Exiled ex-president Apollo Milton Obote will not stand for the presidency of the opposition Uganda People's Congress (UPC) when the party holds its first annual delegates' conference in 20 years next month, an official from the party has said.

The chairman of UPC's constitutional steering committee, Haji Badru Wegulo, was quoted by local press on Sunday as saying that "we have communicated with the president and he says he is not interested in leading the party any more."

Wegulo said Obote had led the party by remote from Zambia for over 20 years, not because he wished to, but because the National Resistance Movement government had suppressed party activities.

He said Obote had pledged to be an advisor to the new president, it the elected person so wished.

Wegulo said about 10 people, some of whom are abroad, had expressed interest in contesting for the party president.

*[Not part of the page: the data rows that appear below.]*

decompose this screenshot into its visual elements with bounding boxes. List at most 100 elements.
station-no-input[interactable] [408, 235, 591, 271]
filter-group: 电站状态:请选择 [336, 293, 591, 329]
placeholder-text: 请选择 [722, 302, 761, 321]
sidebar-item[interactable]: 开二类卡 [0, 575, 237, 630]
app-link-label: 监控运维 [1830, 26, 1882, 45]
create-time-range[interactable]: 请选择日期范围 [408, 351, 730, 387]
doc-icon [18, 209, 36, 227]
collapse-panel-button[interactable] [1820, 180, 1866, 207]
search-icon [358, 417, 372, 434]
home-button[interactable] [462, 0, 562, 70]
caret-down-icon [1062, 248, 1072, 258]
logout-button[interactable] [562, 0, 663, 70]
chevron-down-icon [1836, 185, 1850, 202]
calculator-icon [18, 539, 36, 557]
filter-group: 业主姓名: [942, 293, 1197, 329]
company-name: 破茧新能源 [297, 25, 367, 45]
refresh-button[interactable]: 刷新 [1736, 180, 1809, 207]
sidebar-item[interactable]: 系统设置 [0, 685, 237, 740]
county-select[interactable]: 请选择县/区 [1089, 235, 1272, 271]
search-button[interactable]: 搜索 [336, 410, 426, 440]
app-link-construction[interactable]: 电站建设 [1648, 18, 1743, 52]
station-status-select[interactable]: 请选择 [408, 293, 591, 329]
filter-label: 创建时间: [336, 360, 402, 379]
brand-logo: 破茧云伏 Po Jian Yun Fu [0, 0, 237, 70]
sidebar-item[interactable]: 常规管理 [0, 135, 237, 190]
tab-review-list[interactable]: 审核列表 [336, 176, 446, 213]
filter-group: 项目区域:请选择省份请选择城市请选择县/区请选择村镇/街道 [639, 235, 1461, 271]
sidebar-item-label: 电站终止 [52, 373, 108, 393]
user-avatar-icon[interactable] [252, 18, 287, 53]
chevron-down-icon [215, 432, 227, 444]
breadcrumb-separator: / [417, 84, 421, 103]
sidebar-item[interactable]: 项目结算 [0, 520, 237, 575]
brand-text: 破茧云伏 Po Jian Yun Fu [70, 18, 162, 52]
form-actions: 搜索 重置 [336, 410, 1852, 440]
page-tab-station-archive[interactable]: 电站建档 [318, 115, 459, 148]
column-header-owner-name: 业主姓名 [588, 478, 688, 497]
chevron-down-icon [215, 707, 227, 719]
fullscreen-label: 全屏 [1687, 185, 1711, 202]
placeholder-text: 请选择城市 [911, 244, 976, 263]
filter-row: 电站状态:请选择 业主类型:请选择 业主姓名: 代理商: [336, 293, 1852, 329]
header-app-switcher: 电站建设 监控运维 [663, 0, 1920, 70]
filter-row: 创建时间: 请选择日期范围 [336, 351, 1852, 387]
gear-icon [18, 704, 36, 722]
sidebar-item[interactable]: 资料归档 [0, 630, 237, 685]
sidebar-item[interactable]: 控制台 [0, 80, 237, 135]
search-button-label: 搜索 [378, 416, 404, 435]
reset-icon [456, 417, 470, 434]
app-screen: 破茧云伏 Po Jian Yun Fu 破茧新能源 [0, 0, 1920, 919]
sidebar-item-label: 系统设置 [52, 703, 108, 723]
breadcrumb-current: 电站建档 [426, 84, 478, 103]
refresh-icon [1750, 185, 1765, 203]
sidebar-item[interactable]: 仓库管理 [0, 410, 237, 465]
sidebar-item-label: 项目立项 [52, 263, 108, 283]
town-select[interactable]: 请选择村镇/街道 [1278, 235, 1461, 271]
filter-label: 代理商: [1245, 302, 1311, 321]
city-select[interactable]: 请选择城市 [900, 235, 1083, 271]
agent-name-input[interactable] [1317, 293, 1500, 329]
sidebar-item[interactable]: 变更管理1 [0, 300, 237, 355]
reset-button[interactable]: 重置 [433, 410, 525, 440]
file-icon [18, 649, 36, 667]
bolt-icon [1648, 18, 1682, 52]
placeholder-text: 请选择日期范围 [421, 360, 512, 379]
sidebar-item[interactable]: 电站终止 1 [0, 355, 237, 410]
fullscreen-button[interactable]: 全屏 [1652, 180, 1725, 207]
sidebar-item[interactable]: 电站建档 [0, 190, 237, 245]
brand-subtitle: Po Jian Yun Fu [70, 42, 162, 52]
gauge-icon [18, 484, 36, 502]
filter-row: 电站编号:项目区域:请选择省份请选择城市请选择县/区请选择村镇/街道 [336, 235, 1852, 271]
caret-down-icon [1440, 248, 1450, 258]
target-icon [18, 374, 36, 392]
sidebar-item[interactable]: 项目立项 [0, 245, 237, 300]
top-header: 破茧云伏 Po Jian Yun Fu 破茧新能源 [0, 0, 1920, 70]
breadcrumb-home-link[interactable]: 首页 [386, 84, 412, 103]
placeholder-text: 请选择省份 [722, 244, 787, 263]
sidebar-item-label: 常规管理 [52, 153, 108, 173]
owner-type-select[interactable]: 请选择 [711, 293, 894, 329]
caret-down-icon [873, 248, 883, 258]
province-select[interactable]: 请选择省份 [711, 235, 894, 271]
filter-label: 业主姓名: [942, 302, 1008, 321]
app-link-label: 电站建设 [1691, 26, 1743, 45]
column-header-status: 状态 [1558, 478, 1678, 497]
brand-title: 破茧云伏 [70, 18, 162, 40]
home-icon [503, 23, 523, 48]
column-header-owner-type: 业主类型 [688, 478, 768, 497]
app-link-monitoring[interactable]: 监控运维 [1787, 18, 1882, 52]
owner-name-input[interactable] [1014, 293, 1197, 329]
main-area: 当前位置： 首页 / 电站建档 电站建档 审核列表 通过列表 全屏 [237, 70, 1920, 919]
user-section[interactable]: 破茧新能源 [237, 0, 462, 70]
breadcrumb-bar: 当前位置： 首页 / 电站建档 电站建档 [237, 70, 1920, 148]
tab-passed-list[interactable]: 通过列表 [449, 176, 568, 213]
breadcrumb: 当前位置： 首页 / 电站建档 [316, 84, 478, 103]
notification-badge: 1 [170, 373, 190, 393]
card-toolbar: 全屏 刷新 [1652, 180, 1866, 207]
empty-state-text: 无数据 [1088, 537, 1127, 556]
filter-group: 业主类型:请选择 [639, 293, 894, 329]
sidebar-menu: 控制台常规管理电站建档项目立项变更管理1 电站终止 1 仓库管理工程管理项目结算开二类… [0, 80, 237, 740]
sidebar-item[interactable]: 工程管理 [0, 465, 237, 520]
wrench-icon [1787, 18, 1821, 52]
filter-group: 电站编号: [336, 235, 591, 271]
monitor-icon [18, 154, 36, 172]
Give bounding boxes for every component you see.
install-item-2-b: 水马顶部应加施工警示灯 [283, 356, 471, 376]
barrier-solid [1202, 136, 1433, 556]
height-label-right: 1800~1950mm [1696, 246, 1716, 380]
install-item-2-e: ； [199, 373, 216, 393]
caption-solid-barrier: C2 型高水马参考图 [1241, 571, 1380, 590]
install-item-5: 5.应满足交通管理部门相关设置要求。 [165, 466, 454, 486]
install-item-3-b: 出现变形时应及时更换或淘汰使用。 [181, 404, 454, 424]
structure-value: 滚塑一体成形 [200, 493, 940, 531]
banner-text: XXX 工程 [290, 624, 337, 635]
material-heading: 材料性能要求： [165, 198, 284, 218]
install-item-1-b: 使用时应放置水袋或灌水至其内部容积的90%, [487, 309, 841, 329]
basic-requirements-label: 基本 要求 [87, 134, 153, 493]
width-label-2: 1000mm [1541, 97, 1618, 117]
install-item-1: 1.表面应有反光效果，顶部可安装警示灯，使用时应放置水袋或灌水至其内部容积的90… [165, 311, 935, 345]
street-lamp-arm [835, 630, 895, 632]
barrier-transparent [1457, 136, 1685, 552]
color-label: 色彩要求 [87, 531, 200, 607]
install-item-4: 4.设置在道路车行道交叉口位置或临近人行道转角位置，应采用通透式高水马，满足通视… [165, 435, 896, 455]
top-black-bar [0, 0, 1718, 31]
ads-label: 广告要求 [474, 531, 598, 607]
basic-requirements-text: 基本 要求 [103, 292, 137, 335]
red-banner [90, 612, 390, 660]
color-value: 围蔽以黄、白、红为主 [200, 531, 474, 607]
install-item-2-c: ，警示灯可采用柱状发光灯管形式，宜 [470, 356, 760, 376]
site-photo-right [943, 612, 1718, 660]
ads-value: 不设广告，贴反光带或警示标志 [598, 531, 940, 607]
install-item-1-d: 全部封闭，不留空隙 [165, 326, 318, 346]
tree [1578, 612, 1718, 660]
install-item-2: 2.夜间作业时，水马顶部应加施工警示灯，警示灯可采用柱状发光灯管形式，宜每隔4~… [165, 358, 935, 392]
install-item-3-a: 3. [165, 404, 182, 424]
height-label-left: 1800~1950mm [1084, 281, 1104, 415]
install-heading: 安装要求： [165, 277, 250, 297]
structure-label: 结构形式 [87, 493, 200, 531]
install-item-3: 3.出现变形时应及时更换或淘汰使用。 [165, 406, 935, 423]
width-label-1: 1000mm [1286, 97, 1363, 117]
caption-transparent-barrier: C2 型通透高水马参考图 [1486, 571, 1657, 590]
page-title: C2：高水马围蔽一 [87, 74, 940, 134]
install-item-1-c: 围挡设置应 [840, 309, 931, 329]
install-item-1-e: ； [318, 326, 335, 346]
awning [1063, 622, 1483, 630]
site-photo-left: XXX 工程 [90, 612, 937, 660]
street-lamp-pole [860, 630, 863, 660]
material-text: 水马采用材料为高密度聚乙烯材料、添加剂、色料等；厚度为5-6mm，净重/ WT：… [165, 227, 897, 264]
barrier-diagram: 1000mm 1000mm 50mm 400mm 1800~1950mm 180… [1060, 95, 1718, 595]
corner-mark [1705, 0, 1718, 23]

But he declined to name them.

He said that apart from electing a party leader, the delegates' conference would also approve a manifesto for the 2006 presidential elections and make amendments to the party constitution.

"The last delegates' conference we tried to organize in 1985 was disrupted by the coup and since 1986 parties have not been free to operate. So the party members could not convene to elect anew leader," he said, adding that the party would this week begin opening branches in all parishes.

The 81-year-old Obote, as prime minister of Uganda, received the instruments of power from the British colonialists in October 1962. He was sworn in as president in April 1966 but overthrown in a coup led by commander Idi Amin in January 1971, then he fled to Tanzania where he stayed in exile until 1980.

In December 1980 Obote become president again after the UPC won the national elections. he was ousted in a military coup in July 1985 and fled to Lusaka where he has been living in exile.

The UPC announced earlier this year that Obote would return to Uganda after 20 years exile from Zambia. But the return was delayed after government officials observed that when Obote returns, he will have to answer for the atrocities committed during his regime between 1981 and 1985. Estimated 300,000 people were killed during the time as the guerrilla forces led by the incumbent President Yoweri Museveni's National Resistance Army, battled with Obote's Uganda National Liberation Army.